By all means, take advantage of those low interest rates; you've earned them with your solid credit. But transfer balances one at a time and wait 30 to 60 days between opening new accounts. This avoids triggering the "new credit" component of the score, which may represent up to 10 percent of the total score.
Stability Is a Plus
Because credit scores are all about stability, having an ever-changing roster of addresses, phone numbers and employers can actually hamper your score.
For those who know they will continue to move frequently, a post office box can be a good idea for establishing stability with creditors. Use the box address whenever signing up for a new line of credit or opening a new bank account. If you opt for online payments and statements — which nearly every creditor and bank now offer — you'll rarely even need to check the box. Some mailbox services also offer mail forwarding for a small fee.
Similarly, use a cell phone number instead of a home number on credit and bank applications. The reason is that cell phone numbers are portable from one location to another and even from carrier to carrier, while landlines require a new number each time you set up service in a new area code.
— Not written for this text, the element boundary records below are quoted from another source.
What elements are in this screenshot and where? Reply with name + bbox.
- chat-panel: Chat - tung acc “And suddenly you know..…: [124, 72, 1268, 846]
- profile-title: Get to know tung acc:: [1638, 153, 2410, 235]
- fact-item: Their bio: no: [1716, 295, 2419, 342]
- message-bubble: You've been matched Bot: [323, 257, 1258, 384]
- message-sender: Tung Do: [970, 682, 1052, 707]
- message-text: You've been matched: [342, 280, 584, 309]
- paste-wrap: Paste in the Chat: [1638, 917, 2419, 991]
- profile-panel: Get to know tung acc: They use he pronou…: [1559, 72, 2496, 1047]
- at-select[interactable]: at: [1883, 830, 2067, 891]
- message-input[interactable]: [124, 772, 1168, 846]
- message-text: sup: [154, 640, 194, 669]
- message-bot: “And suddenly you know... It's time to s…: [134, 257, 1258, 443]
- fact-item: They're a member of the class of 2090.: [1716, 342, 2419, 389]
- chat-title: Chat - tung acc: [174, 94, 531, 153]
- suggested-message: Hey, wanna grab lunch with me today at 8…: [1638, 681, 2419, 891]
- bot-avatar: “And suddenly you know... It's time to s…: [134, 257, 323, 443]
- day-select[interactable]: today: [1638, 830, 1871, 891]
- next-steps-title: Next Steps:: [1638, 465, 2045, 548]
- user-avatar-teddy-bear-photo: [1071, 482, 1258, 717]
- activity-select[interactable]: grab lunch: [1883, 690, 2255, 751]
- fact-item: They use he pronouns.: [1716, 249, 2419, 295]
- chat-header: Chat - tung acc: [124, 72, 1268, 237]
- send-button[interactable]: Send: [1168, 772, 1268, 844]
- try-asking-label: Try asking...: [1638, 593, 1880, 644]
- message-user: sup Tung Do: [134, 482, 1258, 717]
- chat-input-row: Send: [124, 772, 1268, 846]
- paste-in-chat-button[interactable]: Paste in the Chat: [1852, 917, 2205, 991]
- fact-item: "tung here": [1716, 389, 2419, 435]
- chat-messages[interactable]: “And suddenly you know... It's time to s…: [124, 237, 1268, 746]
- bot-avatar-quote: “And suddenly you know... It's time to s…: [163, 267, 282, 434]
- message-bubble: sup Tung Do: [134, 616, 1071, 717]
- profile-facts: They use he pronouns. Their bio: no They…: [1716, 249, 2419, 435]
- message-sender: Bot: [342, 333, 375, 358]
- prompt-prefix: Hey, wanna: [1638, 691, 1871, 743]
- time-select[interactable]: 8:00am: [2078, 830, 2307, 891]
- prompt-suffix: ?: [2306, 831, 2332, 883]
Neither of these tricks creates a significant boost in your score, but having one phone number and address for seven to 10 years does reflect stability.
Bankruptcy Can Help
Many debt forgiveness firms and bankruptcy attorneys tout the rehabilitation your credit score gets from a successfully discharged Chapter 7 or Chapter 11 personal bankruptcy. This is true — but only gradually, and only after an initial drop.
"The purpose of bankruptcy is not to get rid of the debts you owe in order to get more debts as soon as possible," said Experian's Griffin. For that reason, credit scores become somewhat irrelevant in the wake of a bankruptcy.
Griffin added: "The number doesn’t matter outside the context of the credit report." Because a credit report carries the bankruptcy notice for seven years, any credit score you carry will be tainted by that information. However, for consumers struggling with extremely low credit scores because of overwhelming debt ratios and an inability to pay back bills on time, bankruptcy is one solid path to slowly increasing that score.
But doesn't the number go up for people with low credit scores?
"Typically, it will go from abysmal to very poor," Griffin said. "You can get credit, but the question to ask is: What kind?"
The key to a solid score in the long run is not taking advantage of the loan offers that come flooding in immediately following a bankruptcy. Because federal law allows individuals to receive bankruptcy protection only once every seven years, some lenders see recently bankrupt consumers as targets for high-interest, high-fee loans that can't be ducked for any reason. Staying out of revolving debt in the wake of a bankruptcy is the only surefire key to emerge at the other end with a chance for a significantly improved credit score.
Three Credit Agencies, Three Different Scores
There is no official method for calculating a credit score. The Fair Isaac Company (FICO) score method is open to public scrutiny, but of the three major credit reporting agencies (Equifax, TransUnion and Experian), only Equifax uses the FICO calculation method. The other two companies use proprietary formulas. In addition, all companies that calculate a credit score use various formulas depending on the reason the score has been requested. The same company may return one score to a potential landlord and another to a potential mortgage lender. Your exact score is therefore less important than the general range into which it falls. Differences of 20 or 30 points matter less when the overall score is always near the top of the scale.